The call that came during the wee hours of the morning of March 24 was from a man in Enfield. He said he wanted to burn the Muhammad Islamic Center of Greater Hartford, using the n-word and other slurs against the members of the mosque that serves African-American, refugee, and immigrant Muslims.
Since then, as a part of a joint, ongoing investigation between the Hartford Police Department and the FBI, a suspect has been identified and questioned, but has not been arrested. That information was shared at a press conference at the Hartford mosque on Friday, with members of both law enforcement agencies, interfaith leaders, and elected officials present.
Imam Kashif Abdul-Karim was frustrated that he hadn’t received an update sooner.

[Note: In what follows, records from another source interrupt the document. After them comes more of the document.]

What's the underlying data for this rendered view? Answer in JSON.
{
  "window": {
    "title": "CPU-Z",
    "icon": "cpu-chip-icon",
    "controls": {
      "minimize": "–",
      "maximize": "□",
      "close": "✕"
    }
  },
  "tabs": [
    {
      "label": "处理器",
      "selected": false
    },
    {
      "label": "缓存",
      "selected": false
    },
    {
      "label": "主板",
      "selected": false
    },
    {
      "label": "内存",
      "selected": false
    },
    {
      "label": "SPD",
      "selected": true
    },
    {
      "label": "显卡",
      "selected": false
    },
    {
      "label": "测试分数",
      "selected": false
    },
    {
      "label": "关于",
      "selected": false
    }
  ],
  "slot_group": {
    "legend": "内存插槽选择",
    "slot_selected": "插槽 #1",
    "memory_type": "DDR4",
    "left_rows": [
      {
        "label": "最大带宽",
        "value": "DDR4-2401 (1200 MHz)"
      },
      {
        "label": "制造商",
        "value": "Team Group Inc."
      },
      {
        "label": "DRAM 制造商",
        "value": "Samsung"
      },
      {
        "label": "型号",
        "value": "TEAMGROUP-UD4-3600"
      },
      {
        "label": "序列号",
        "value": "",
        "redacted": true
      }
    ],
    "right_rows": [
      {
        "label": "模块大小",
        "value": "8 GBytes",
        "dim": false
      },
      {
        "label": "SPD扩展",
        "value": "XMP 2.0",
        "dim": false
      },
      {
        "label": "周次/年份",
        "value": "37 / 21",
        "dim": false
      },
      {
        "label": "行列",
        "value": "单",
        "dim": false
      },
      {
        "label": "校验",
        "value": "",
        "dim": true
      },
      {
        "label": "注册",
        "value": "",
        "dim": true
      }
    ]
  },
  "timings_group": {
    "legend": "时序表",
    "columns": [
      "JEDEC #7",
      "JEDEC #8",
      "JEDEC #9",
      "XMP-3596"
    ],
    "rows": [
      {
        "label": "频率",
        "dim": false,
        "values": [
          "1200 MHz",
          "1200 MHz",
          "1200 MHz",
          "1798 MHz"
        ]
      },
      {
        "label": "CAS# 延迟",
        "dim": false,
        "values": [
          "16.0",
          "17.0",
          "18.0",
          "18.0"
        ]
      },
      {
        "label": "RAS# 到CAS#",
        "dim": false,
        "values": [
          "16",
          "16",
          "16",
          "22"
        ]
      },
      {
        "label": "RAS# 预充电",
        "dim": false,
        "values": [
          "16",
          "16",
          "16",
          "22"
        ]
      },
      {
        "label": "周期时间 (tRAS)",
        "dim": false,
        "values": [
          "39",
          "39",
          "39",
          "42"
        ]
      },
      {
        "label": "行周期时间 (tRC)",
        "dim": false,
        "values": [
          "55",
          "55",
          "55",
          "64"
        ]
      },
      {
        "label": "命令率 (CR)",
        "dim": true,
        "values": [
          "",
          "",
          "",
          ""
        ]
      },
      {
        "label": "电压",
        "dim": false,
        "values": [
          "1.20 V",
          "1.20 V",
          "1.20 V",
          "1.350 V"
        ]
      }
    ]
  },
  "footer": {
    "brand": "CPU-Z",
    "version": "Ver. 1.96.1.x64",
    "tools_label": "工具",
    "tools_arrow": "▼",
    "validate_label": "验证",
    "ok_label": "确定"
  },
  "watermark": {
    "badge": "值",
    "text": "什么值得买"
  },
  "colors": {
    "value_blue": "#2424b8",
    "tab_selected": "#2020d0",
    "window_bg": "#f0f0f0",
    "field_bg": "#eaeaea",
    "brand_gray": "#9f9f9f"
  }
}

“I wanted to find out what happened with our case,” Abdul-Karim said. “What was happening to the person who had given this great arson threat and who had gave this hate language to our community? I just think there’s double standards.”
The Imam’s secretary was on the other end of the line when the call came in. As news of the threat spread throughout the congregation, some members stopped coming because of safety concerns, including six Syrian refugee families whose children attend the masjid’s weekend school.
“These individuals are still scared of coming to the mosque because they tried to escape that stuff when they came to America,” said Abdul-Karim, “but America is not offering them any other protection either.”
Abdul-Karim mentioned the threat to state Sen. Saud Anwar (D-East Hartford), who brought it to the attention of the FBI. FBI Community Outreach Specialist Charlie Grady couldn’t name the suspect but tried to assure the congregation that they’re taking the threat seriously.
“The last thing we want to see happen is for us to miss something, ignore something and have a tragedy occur,” Grady said, “so we take this seriously as if it’s our own church, our own house of worship.”
The threat came a week after a mass shooting that killed 50 Muslim worshippers at two New Zealand mosques, and as multiple, mounting death threats are made against Rep. Ilhan Omar and Rep. Rashida Tlaib, the first two Muslim women elected to Congress.
“It’s not okay. It’s not a prank. It’s not funny,” Sen. Richard Blumenthal said during the press conference. “Words have consequences. Words matter. Hate speech encourages hate violence.”
Three historically Black churches in Louisiana were burned earlier this month by a 21-year-old white man who’s now facing arson and hate crime charges. That the mosque serves African and African-American Muslims also underscores the complexity of being both Black and Muslim in America, contending with the dual threats of racism and Islamophobia.
“Being a Black Muslim is almost like the worst of both worlds,” said Saladin Hasan Jr., a former student of Abdul-Karim’s. “It’s hard out here being Black and it’s hard out here being a Muslim so to be both, to me—that’s the real threat.”
The mosque, originally known as Muhammad’s Temple No. 14, was established by Malcolm X in 1956. Race riots struck the streets of Hartford 50 years ago in 1969. Tension stemming from discrimination, police brutality and economic disparities still show up in Hartford’s communities of color today.
“I come to you mindful that your community has experienced a trauma through this threat that you’ve received,” said Rev. Josh Pollack with the Unitarian Universalist Society in Manchester. “And I know people with trauma, at the very least—it has an impact on you. It can make you not want to come to prayers. It can make you not want to bring your children for education. That’s just the reality. We’re coming her to say as members of the larger faith community in Connecticut that we’re with you. We see you.”